Pain de munition. Il est sans contredit l’aliment le plus substantiel, le plus analogue à la constitution physique de l’homme de guerre, celui qui, sous tous les rapports de l’état habituel, réunit le plus de conditions pour son genre de vie. Mais, pour obtenir cette qualité de pain, il convient de ne le composer que de toutes les farines qui résultent des grains, après en avoir extrait une grande partie du son.

À l’époque où la loi ordonna que le pain des troupes seroit composé de trois quarts froment et un quart seigle, sans extraction de son, elle avoit fixé en même temps la ration à une livre et demie par jour. Cette quantité suffiroit, sans doute, pour les besoins d’un soldat ; mais la plupart sont des jeunes gens qui, pour fournir à leur accroissement, résister aux fatigues de la guerre et aux exercices qu’ils font en temps de paix, ne doivent trouver dans leur aliment fondamental aucun principe qui puisse en affoiblir les effets.
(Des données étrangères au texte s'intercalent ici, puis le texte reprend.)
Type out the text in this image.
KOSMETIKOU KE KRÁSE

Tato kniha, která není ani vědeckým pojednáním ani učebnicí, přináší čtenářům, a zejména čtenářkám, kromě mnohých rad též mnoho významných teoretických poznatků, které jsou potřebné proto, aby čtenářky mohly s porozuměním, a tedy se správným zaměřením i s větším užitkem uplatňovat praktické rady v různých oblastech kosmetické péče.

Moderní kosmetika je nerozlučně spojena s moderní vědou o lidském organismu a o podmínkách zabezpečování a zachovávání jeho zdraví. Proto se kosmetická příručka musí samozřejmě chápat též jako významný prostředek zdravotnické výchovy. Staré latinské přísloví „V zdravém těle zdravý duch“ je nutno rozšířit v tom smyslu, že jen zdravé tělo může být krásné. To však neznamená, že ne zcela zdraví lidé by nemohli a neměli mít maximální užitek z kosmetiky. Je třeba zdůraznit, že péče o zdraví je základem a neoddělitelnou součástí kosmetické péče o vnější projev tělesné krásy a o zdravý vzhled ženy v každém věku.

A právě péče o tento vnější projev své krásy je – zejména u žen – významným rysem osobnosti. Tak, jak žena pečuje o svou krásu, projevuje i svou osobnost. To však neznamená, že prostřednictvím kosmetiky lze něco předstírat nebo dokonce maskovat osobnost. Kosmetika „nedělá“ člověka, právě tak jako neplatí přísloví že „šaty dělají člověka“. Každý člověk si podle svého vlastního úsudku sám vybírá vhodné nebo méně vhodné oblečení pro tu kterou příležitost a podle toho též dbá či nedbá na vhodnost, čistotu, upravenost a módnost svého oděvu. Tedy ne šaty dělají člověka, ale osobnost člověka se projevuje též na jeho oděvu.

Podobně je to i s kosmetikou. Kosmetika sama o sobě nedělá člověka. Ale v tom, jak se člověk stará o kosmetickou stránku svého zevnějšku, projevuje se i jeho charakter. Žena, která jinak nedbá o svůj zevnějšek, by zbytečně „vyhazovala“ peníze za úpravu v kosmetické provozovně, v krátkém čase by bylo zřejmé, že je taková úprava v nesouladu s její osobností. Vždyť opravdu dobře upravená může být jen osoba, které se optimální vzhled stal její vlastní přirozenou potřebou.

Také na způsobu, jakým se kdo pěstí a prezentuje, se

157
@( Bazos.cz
Vraisemblablement l’imperfection des moutures a d’abord déterminé le gouvernement à admettre le son en substance dans le pain des troupes ; et ce sont ensuite des vues d’économie qui ont maintenu cet usage ; mais des recherches postérieures attestent que le son, non seulement ne nourrit pas par lui-même, mais qu’il devient encore un obstacle à la nutrition du pain ; il excite en outre l’appétit et passe en entier tel qu’on l’a pris ; en sorte qu’il est prouvé qu’une livre de pain où il n’y a point de son, sustente davantage qu’une livre de pain où il y a du son.

Cette observation, confirmée par un très-grand nombre d’expériences faites par des entrepreneurs qui avoient beaucoup d’ouvriers à nourrir, les a déterminés à préférer de leur distribuer un pain moins bis et en plus petite quantité. Ce changement a singulièrement réussi au gré des uns et des autres.

Mais après avoir médité sur les moyens les plus efficaces d’améliorer le pain des troupes, je pense qu’il doit se rapprocher, autant que possible, de celui que consomment les habitans des pays où elles sont en garnison ; que, dans les endroits où l’on cultive indistinctement le froment et le seigle, on peut, sans inconvénient, continuer de s’en tenir à ce mélange dans les proportions adoptées par la loi ; que, même dans ceux où le seigle et l’orge sont plus communs, l’on pourroit faire, avec ces deux grains, un pain bon et salubre ; mais, dans tous ces cas, il convient d’en extraire la presque totalité du son, car l’écorce diffère essentiellement de la substance farineuse. La purée de haricots se digère toujours très-bien ; le haricot entier se digère quelquefois fort mal.

Il est démontré au chimiste que le son, réduit à son véritable état d’écorce, ne fournit aucun des principes nutritifs de la farine.